Google Gemini was rated as producing the most human-like writing among major artificial intelligence chatbots.
TechRadar on April 16 cited an experiment by Open Resource Application (ORA) that gave the same task to 12 widely used AI chatbots and compared the results. It reported that Gemini had the lowest detection rate.
The test asked each model to write a long-form article that reads like it was written by a person. The texts were then run through three detection platforms — Grammarly, QuillBot and GPTZero — to determine whether they were written by AI or a human.
Gemini delivered the most striking result. On Grammarly, text generated by Gemini was detected far less than other models, and on QuillBot it was not classified as AI-written at all. By contrast, GPTZero generally identified most AI-generated text overall.
ORA pointed to differences in sentence structure and narrative development as Gemini's strengths. It said AI detectors generally pick up patterns such as predictable phrasing and repetitive structures, and that Gemini diverged from those patterns. An ORA spokesperson said tools such as GPTZero assess not only predictability but also overall structure. The spokesperson said models that develop ideas rather than recycle familiar phrases become much harder to identify.
ChatGPT, by contrast, scored relatively poorly in the same experiment. ORA said ChatGPT's low ranking was because it was the first large AI to reach the market, adding that many people already know its distinctive style, making it easier for detectors to identify. It added that many later models initially sounded like ChatGPT but later began developing their own styles.
Performance differences among detection tools were also large. Grammarly identified only 43.5 percent of all AI-generated content, the lowest detection capability, while GPTZero recognised about 99 percent, the highest performance. It means the same text can appear human-written or be judged as AI-written depending on which tool is used.
Such differences can lead to more direct problems in real-world use. The article cited examples such as a student assignment passing one detector and being flagged by another, or office workers' documents drawing suspicion depending on which software is used.

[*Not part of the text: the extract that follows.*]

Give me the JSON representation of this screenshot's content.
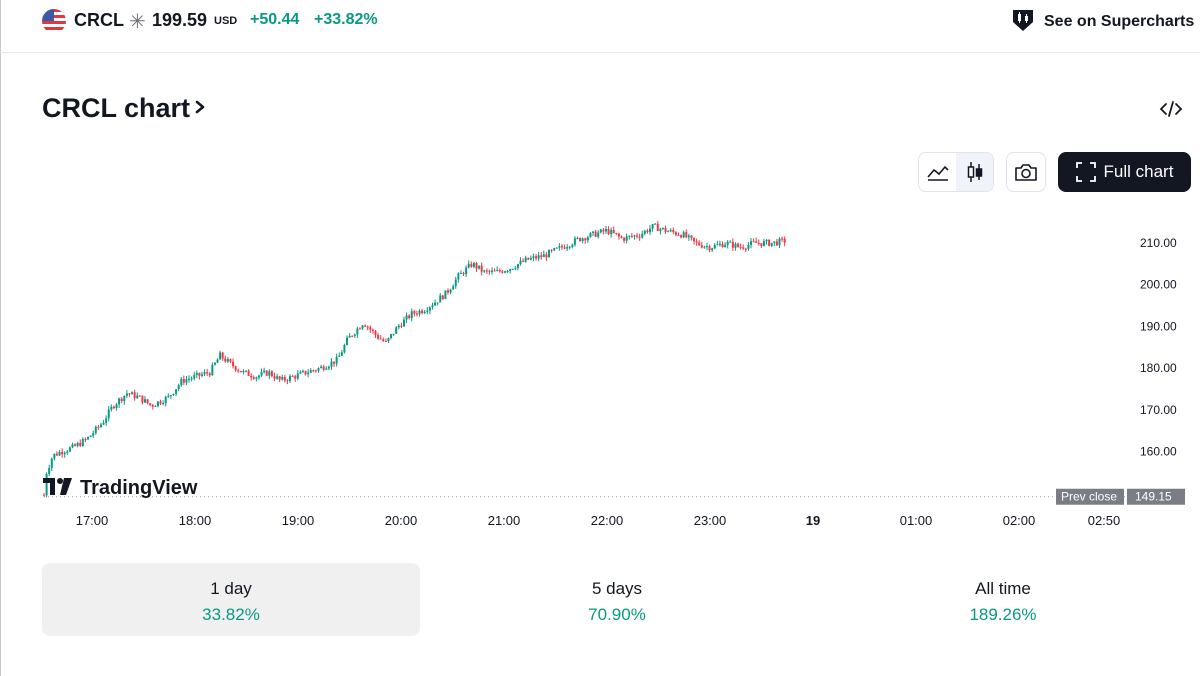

It shows that criteria for judging the source and trustworthiness of writing online can vary by tool.
At the same time, patterns in AI writing are not converging on a single style and are becoming more diverse. A recent study also suggested that about half of online content may have been generated by AI. As models diverge in style, detection methods that assume a single AI writing style are increasingly running into limits.
The test ultimately shows that Gemini is not simply writing well but producing output that reads more like human writing. Detection tools may improve and other models may develop in a similar direction, but for now the basis for clearly distinguishing human and AI writing is becoming less stable.